Fractal derivatives, fractional derivatives and $q$-deformed calculus

TL;DR

This paper analyzes fractional and fractal derivatives, highlighting their differences, similarities, and continuous approximations like $q$-calculus and Caputo derivatives, with implications for fractal systems and differential equations.

Contribution

It clarifies the relationship between fractal derivatives and fractional derivatives, introducing continuous approximations and their relevance to fractal geometry and differential equations.

Findings

$q$-calculus derivative approximates fractal derivatives

Caputo's derivative is proportional to a fractal derivative

Implications for fractional differential equations and fractal systems

Abstract

This work presents an analysis of fractional derivatives and fractal derivatives, discussing their differences and similarities.

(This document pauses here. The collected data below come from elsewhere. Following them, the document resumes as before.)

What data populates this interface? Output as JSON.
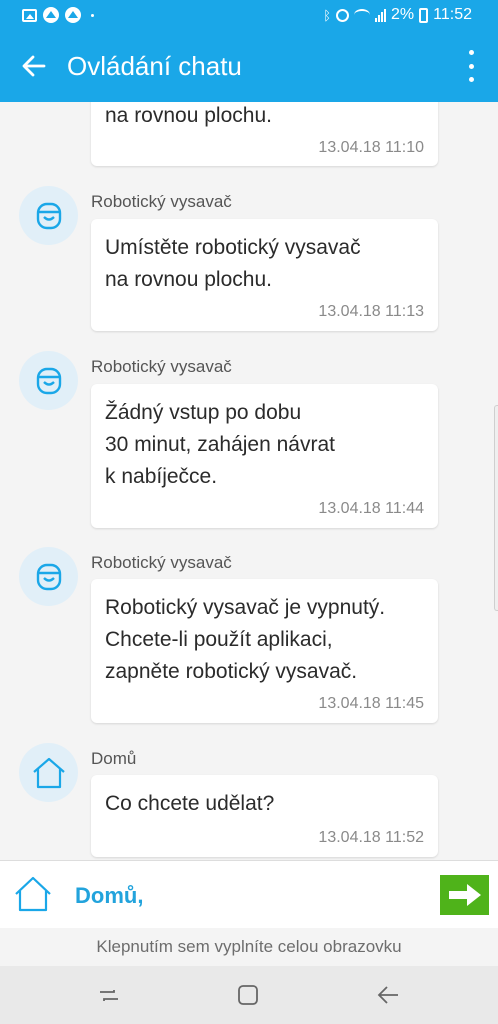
{
  "status_bar": {
    "battery_text": "2%",
    "time": "11:52",
    "left_icons": [
      "gallery-icon",
      "app-icon",
      "app-icon",
      "dot-icon"
    ],
    "right_icons": [
      "bluetooth-icon",
      "alarm-icon",
      "wifi-icon",
      "signal-icon",
      "battery-icon"
    ]
  },
  "app_bar": {
    "title": "Ovládání chatu",
    "back_icon": "arrow-left-icon",
    "menu_icon": "more-vertical-icon"
  },
  "messages": [
    {
      "text": "na rovnou plochu.",
      "time": "13.04.18 11:10"
    },
    {
      "sender": "Robotický vysavač",
      "avatar_icon": "robot-vacuum-icon",
      "text": "Umístěte robotický vysavač\nna rovnou plochu.",
      "time": "13.04.18 11:13"
    },
    {
      "sender": "Robotický vysavač",
      "avatar_icon": "robot-vacuum-icon",
      "text": "Žádný vstup po dobu\n30 minut, zahájen návrat\nk nabíječce.",
      "time": "13.04.18 11:44"
    },
    {
      "sender": "Robotický vysavač",
      "avatar_icon": "robot-vacuum-icon",
      "text": "Robotický vysavač je vypnutý.\nChcete-li použít aplikaci,\nzapněte robotický vysavač.",
      "time": "13.04.18 11:45"
    },
    {
      "sender": "Domů",
      "avatar_icon": "home-icon",
      "text": "Co chcete udělat?",
      "time": "13.04.18 11:52"
    }
  ],
  "input_bar": {
    "label": "Domů,",
    "home_icon": "home-icon",
    "send_icon": "arrow-right-icon"
  },
  "hint_text": "Klepnutím sem vyplníte celou obrazovku",
  "nav_bar": {
    "icons": [
      "recent-apps-icon",
      "home-button-icon",
      "back-icon"
    ]
  },
  "colors": {
    "primary": "#1aa7e8",
    "accent_text": "#22a3dc",
    "send_button": "#4fb31a",
    "avatar_bg": "#e1eff8"
  }
}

The fractal derivative is closely connected to Haussdorff's concepts of fractional dimension geometry. The paper distinguishes between the derivative of a function on a fractal domain and the derivative of a fractal function, where the image is a fractal space. Different continuous approximations for the fractal derivative are discussed, and it is shown that the $q$-calculus derivative is a continuous approximation of the fractal derivative of a fractal function. A similar version can be obtained for the derivative of a function on a fractal space. Caputo's derivative is also proportional to a continuous approximation of the fractal derivative, and the corresponding approximation of the derivative of a fractional function leads to a Caputo-like derivative. This work has implications for studies of fractional differential equations, anomalous diffusion, information and epidemic spread in fractal systems, and fractal geometry.